There is a known issue with suspending GPU instances

We will update this Status IO Incident with details/

There is an issue/bug with suspending GPU instances with the version of libvirt Jetstream2 is using for virtualization.

DO NOT SUSPEND GPU instances.

We will have to upgrade the compute nodes to resolve it. This is on the near-term timeline but we do not have a precise date at this time.

In the meantime, please only use stop or shelve with GPU instances.

I don’t have GPU instances available to me when I go to launch an instance

Jetstream2 consists of four distinct resources. You must explictly have access to the Jetstream2-GPU resource to access GPUs. Having access to Jetstream2 (CPU) does not give you access to GPUs. We also highly encourage you familiarize yourself with the VM instance sizes/flavors and note the difference in burn rate (SU cost per hour).

How do I use multiple GPUs on an instance for my research?

The short answer is that you cannot use multiple GPUs on a single instance at this time.

The longer answer is that this is a limitation of the NVIDIA GRID vGPU driver for our hypervisors. Basically, even with NVLINK present, the driver cannot gang multiple GPUs together into a single VM. Recent updates indicate that we may be able to use multiple fractional vGPUs on an instance. Engineers are currently looking into this and we will update this FAQ and the documentation overall accordingly if there is a means to do this.

CentOS 7 does not work with my GPU

Due to issues with the NVIDIA GRID driver, we have discontinued support for GPUs using CentOS 7. We will be removing CentOS 7 from the featured images once we have a stable Rocky 9 build available.

My GPU is not usable after a kernel update

The NVIDIA drivers are built as kernel modules and should rebuild on a kernel update. If they do not, you can do this on Ubuntu 20.04 instances:

ls /var/lib/initramfs-tools | sudo xargs -n1 /usr/lib/dkms/dkms_autoinstaller start

For Ubuntu 22.04 instances, you can try:

ls /usr/lib/modules | sudo xargs -n1 /usr/lib/dkms/dkms_autoinstaller start

This doesn’t work on redhat-based instances like Rocky or Alma. We’re working on a simple solution for that.

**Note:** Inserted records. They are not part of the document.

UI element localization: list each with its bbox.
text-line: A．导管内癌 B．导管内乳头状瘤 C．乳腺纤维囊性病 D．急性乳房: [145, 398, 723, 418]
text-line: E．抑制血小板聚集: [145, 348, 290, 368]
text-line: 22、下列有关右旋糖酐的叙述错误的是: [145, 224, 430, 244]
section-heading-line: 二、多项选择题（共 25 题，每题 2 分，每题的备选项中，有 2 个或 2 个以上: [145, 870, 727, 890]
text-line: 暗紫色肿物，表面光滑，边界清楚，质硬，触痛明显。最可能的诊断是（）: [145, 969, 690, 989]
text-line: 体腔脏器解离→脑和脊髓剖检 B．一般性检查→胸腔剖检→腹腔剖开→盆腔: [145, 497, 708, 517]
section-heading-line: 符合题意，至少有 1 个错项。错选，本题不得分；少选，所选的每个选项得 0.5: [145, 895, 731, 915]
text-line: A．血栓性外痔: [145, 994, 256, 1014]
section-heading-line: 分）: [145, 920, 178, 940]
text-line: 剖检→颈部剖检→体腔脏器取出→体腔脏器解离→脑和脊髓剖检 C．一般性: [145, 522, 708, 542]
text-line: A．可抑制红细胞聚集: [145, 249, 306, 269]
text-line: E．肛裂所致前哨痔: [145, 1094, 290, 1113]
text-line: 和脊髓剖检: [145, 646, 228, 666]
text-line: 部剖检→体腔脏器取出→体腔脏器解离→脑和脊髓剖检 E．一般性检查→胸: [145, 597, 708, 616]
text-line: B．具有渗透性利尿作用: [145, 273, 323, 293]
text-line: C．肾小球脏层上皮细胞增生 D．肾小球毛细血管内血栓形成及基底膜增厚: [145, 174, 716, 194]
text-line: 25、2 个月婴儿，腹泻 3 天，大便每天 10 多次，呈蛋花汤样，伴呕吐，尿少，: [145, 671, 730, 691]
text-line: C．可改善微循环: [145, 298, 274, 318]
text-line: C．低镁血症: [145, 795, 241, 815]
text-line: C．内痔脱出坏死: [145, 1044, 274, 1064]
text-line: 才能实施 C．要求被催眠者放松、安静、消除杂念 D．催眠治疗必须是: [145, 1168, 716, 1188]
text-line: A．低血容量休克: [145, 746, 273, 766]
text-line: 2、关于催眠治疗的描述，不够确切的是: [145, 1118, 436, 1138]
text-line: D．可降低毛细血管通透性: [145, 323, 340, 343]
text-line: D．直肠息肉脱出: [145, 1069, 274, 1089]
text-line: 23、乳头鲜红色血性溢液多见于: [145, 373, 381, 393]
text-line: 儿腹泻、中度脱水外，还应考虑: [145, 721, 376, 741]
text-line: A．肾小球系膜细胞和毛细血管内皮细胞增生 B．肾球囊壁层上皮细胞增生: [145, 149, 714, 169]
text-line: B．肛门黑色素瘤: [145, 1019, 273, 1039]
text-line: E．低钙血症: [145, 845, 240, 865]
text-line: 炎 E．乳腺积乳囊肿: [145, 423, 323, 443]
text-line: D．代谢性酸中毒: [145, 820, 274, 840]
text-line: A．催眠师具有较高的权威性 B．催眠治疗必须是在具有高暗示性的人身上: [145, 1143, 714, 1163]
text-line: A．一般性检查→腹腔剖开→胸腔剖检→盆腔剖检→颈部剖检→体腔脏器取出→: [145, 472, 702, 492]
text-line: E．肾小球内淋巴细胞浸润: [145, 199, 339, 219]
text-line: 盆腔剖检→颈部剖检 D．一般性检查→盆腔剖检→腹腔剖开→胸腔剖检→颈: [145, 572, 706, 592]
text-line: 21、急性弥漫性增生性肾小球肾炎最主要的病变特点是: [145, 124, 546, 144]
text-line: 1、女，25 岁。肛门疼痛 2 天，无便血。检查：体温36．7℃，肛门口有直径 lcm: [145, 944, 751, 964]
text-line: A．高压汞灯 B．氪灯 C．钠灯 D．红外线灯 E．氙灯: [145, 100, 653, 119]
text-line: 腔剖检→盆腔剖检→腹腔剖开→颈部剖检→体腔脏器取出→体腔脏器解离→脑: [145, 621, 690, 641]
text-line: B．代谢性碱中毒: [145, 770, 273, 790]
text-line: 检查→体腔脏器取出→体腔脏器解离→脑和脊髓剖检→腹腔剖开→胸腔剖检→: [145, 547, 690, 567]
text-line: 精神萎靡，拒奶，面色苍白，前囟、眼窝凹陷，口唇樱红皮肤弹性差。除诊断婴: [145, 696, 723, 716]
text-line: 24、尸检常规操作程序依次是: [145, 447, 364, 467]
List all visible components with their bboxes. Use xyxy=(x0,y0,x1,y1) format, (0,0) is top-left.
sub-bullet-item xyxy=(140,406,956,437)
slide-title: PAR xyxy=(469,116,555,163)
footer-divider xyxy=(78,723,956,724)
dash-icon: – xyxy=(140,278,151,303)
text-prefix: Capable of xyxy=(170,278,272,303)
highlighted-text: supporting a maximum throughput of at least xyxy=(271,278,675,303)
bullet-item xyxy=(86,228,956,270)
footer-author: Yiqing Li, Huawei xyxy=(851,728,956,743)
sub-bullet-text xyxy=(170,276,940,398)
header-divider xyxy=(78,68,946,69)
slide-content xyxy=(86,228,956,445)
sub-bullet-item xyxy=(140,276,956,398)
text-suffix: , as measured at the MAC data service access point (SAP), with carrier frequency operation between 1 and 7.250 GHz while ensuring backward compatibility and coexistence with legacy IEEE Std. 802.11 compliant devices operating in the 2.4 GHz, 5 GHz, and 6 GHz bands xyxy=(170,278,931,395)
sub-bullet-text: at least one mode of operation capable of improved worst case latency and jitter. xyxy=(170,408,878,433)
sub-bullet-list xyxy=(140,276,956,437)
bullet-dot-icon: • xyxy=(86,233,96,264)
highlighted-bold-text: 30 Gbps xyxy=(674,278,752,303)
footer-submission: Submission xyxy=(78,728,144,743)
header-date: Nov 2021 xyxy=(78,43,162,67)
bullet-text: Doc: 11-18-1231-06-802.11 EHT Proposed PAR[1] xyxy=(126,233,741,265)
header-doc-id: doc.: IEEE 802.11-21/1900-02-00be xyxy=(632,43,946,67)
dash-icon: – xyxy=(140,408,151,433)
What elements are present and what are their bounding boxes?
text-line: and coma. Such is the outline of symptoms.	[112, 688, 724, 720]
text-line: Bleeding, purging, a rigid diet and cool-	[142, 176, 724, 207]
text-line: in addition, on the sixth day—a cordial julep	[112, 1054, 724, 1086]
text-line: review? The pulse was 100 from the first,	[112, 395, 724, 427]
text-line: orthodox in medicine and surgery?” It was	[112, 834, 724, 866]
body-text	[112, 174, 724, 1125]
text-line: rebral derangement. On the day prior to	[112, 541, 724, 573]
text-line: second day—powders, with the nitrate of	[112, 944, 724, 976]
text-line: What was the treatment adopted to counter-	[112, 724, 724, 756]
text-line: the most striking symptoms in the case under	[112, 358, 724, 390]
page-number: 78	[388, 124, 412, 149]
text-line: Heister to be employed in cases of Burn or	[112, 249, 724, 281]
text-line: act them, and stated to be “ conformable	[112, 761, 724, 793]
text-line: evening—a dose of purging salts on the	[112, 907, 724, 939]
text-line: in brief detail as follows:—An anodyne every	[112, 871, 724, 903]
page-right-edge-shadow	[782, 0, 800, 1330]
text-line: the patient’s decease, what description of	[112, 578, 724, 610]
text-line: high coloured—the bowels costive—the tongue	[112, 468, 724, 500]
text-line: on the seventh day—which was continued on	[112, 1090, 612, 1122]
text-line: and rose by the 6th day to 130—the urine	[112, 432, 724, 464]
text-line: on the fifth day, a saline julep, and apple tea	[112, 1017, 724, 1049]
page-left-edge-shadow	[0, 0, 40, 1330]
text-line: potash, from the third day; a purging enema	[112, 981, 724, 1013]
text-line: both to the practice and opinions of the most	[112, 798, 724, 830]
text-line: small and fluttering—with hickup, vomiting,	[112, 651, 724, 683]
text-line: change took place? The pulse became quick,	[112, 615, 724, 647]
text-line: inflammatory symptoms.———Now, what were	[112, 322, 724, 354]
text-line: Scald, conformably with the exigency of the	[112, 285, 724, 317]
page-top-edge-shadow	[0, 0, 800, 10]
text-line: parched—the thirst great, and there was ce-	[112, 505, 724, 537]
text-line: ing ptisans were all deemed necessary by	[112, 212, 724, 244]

The CUDA debugger (cuda-gdb) doesn’t work on GPU instances

If you use the nvhpc module with nvcc compiler and try to use the cuda-gdb debugger, you will get an error like this:

fatal:  One or more CUDA devices cannot be used for debugging

There is an issue with vGPU and our configuration that cannot be readily resolved. We are looking into options to work around this problem. There is no estimate for when a workaround will be in place. We apologize for any inconvenience.

Unified memory doesn’t work on GPU instances

We can confirm that unified memory is not working under the NVIDIA drivers we’re using. We have reached out to NVIDIA for a timeline on when we might expect that functionality.

Regardless of the time, it is not expected that unified memory will work on fractional (slices of) GPUs, only on full GPU flavors.

We will update this FAQ entry when we have additional information.

Is nvcc/CUDA available on the images or in the software store ?

The NVIDIA HPC SDK is available from the Jetstream Software Store.

You can do

module avail

on featured imags to see available software packages. You should see several with names like nvhpc that will have the HPC SDK software.

For other GPU software, where possible, we highly recommend using containers from NVIDIA if they are available. The NVIDIA Docker Container Catalog is the repository.

What CUDA version do I need for Jetstream2 GPUs ?

We recommend using the same major revision as reported by nvidia-smi; however, NVIDIA maintains that CUDA versions are backward compatible, up to one major revision ago. For example, if nvidia-smi reports:

+-----------------------------------------------------------------------------+
| NVIDIA-SMI 525.60.13    Driver Version: 525.60.13    CUDA Version: 12.0     |
|-------------------------------+----------------------+----------------------+

then it is “safe” to use CUDA 11.x, though CUDA 12.0 is recommended. In this example, CUDA 10.x and older will not work.